Bentuk Maskawin Semua ulama sepakat bahawasanya membayar maskawin itu hukumnya wajib. Sedangkan macam-macamnya dapat dibedakan menjadi dua yaitu : Mahar Musamma Adalah maskawin yang telah jelas dan ditetapkan bentuk dan jumlahnya dalam shigat akad.
Jenis ini dibedakan menjadi dua yaitu: Pertama, Musamma Mu’ajjal yakni yang segera diberikan oleh calon suami kepada calon istrinya. Kedua, Musamma Ghair Mu’ajjal, yakni yang telah ditetapkan bentuk dan jumlahnya akan tetapi ditangguhkan pembayarannya.
Berkenaan dengan pembayaran maskawin, maka wajib hukumnya apabila telah terjadi dukhul. Ulama sepakat bahwa membayar mahar menjadi wajib apabila telah berkhalwat (berdua-duan) dan juga telah dukhul.
Mahar Mitsil Adalah mahar dimana jumlah dan bentuknya menurut yang biasa diterima keluarga pihak istri karena tidak ditentukan sebelumnya dalam akad nikah. Imam Malik menjelaskan bahwa seorang laki-laki boleh memilih salah satu dari ketiga kemungkinan ada.

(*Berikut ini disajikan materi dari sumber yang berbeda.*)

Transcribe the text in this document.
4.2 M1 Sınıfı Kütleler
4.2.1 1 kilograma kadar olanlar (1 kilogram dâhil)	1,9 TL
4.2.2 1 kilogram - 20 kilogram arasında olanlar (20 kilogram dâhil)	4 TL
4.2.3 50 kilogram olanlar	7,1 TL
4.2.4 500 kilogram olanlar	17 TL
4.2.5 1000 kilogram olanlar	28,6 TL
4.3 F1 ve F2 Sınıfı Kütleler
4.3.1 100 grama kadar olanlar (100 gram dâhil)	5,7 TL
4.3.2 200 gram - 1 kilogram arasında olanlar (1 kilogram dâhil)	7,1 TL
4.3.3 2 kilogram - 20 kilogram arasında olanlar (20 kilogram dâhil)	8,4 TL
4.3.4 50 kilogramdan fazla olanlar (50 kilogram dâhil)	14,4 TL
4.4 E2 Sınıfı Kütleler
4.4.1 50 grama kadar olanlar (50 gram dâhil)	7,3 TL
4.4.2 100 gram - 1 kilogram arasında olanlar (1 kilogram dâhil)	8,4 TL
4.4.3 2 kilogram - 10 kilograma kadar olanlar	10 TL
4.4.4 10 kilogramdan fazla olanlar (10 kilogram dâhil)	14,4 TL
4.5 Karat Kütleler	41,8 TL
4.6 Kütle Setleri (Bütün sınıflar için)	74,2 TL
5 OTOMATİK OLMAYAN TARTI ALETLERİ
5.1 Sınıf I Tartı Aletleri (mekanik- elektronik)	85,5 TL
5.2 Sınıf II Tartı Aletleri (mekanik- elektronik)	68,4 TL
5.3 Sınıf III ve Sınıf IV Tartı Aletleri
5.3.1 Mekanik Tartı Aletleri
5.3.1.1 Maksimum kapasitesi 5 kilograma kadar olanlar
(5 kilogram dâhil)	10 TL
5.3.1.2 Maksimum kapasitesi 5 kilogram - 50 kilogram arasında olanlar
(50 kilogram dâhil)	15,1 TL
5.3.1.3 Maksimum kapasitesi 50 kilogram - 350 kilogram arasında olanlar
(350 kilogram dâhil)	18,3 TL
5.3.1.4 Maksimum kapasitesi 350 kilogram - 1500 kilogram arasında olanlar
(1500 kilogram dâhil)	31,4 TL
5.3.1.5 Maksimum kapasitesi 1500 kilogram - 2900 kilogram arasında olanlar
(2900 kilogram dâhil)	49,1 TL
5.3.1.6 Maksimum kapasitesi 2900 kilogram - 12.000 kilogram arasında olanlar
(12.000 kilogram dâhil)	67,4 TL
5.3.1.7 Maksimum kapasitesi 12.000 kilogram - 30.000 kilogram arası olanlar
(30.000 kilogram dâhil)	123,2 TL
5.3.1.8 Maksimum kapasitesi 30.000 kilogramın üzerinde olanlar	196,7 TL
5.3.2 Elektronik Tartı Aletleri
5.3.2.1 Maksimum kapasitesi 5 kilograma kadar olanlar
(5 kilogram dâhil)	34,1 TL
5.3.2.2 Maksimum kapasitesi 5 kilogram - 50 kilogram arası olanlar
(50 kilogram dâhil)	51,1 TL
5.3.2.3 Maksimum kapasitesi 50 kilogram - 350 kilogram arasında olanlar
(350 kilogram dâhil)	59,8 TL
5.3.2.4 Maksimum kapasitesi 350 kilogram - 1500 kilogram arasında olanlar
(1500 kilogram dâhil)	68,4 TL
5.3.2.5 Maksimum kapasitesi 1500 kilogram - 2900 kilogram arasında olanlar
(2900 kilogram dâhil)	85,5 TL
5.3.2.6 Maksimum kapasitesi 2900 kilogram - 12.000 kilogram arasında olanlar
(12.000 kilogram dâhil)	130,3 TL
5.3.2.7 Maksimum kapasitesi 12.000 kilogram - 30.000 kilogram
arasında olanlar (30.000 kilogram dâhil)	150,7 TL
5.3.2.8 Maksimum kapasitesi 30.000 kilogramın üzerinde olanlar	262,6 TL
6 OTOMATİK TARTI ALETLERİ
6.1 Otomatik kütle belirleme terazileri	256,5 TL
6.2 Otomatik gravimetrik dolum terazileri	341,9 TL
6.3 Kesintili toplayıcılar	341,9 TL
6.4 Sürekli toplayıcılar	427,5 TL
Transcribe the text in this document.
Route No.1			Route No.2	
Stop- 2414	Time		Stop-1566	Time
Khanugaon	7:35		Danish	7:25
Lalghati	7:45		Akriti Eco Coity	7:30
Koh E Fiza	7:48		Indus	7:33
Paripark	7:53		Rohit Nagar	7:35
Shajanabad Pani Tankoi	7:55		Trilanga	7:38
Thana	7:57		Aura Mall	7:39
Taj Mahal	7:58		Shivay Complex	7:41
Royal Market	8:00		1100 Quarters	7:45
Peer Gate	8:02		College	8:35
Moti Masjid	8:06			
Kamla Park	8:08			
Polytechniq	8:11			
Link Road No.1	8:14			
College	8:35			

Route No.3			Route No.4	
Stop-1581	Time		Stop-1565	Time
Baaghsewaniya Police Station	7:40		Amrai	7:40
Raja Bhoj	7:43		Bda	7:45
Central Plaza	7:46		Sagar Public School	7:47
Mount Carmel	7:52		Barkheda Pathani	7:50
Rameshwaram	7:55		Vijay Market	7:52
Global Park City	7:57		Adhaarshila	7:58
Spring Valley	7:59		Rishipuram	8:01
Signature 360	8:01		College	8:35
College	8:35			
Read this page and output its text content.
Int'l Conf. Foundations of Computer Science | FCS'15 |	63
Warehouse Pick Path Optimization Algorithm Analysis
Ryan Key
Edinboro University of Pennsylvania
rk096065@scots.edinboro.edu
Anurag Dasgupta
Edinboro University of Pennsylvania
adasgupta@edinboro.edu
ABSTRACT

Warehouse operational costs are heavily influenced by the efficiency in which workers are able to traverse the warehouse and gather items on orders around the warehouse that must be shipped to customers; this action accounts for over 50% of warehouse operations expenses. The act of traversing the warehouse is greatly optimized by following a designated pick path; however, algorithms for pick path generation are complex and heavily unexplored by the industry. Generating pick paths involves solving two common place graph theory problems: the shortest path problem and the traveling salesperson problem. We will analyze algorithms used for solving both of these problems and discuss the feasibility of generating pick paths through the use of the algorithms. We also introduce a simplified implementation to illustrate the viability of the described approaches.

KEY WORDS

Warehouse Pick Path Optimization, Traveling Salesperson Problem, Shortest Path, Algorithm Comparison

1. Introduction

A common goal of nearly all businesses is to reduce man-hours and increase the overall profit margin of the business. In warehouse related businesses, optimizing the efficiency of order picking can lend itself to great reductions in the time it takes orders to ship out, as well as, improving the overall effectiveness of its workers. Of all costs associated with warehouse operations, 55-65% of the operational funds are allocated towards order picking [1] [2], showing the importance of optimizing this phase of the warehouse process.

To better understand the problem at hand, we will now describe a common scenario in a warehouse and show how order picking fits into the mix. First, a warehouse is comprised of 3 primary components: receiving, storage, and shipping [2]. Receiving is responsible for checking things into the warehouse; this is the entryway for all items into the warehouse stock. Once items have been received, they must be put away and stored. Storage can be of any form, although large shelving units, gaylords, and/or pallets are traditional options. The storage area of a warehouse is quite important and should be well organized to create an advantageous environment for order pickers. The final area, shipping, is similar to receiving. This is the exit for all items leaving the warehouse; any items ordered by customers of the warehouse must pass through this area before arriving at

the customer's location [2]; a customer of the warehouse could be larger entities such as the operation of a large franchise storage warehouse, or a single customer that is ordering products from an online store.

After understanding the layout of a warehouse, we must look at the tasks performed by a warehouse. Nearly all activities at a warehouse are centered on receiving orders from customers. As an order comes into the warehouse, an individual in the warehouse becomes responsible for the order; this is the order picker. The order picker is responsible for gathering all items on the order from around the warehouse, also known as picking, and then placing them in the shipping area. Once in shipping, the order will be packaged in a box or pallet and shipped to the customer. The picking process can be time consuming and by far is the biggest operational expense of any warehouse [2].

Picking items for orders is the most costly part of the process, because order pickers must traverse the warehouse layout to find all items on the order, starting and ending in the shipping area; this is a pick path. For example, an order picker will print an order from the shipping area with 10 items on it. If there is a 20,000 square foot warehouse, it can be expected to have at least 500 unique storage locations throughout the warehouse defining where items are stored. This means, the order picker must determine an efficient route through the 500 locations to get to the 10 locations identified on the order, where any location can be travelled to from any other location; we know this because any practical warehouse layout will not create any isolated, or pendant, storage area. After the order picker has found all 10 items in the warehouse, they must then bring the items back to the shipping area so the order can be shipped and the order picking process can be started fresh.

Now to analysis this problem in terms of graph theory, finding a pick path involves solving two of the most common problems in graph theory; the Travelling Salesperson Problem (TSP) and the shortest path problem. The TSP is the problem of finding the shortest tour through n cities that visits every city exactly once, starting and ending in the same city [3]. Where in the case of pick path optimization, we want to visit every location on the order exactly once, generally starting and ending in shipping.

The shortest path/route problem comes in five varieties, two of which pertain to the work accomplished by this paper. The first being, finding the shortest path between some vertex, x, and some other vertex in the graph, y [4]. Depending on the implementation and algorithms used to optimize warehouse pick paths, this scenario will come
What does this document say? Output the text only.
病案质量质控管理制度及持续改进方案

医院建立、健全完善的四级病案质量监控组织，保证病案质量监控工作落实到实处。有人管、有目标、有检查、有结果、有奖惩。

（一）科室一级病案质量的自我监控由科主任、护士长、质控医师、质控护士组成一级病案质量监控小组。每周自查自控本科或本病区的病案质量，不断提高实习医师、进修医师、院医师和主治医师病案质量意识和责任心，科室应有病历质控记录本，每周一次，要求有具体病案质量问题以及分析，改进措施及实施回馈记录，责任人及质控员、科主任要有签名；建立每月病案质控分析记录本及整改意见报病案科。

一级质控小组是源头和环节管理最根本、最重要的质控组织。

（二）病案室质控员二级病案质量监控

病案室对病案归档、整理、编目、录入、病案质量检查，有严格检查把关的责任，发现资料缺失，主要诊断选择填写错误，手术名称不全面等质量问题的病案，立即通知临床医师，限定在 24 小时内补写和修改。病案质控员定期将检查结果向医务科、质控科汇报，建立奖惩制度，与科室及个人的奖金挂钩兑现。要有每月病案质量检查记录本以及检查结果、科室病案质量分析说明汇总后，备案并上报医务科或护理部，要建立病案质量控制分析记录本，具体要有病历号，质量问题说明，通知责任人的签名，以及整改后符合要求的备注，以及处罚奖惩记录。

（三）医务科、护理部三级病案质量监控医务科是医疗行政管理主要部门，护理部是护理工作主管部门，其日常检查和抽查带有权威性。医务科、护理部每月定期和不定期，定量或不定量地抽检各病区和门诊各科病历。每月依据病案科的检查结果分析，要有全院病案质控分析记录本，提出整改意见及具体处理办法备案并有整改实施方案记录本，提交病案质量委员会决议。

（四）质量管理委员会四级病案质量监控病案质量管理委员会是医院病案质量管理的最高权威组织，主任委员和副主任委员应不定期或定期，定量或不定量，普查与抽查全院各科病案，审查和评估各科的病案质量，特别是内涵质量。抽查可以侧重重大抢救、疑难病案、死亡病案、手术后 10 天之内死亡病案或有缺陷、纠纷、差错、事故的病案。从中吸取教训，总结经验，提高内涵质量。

Kemungkinan pertama, seorang suami tidak perlu membayar maskawin kepada istrinya.
Kemungkinan kedua, suami membayar mahar mitsilnya. Kemungkinan ketiga, memilih membayar mahar mitsilnya sesuai dengan kemampuan. Dalam Konsep Hukum Maskawin adalah harta yang berhak didapatkan oleh seorang istri yang harus diberikan oleh sang suami, baik karena akad maupun persetubuhan hakiki.
Menurut Imam Maliki, mahar adalah sesuatu yang diberikan kepada seorang istri sebagai imbalan persetubuhan denganya. Menurut Imam Syafi’i adalah sesuatu yang diwajibkan. Sebab pernikahan atau persetubuhan atau lewatnya kehormatan perempuan dengan tanpa daya, seperti akibat susuan dan mundurnya para saksi.
Menurut Imam Hambali adalah pengganti dalam akad pernikahan baik itu ditentukan di dalam akad atau ditetapkan setelahnya dengan keridhoan kedua belah pihak atau hakim. (Wahbah Az-Zuhaili, 2007) Kompilasi Hukum Islam Dalam Kompilasi Hukum Islam terdapat Pasal 1 yakni “Mahar adalah pemberian dari calon mempelai pria kepada calon mempelai wanita, baik berbentuk barang, uang atau jasa yang tidak bertentangan dengan hukum islam”.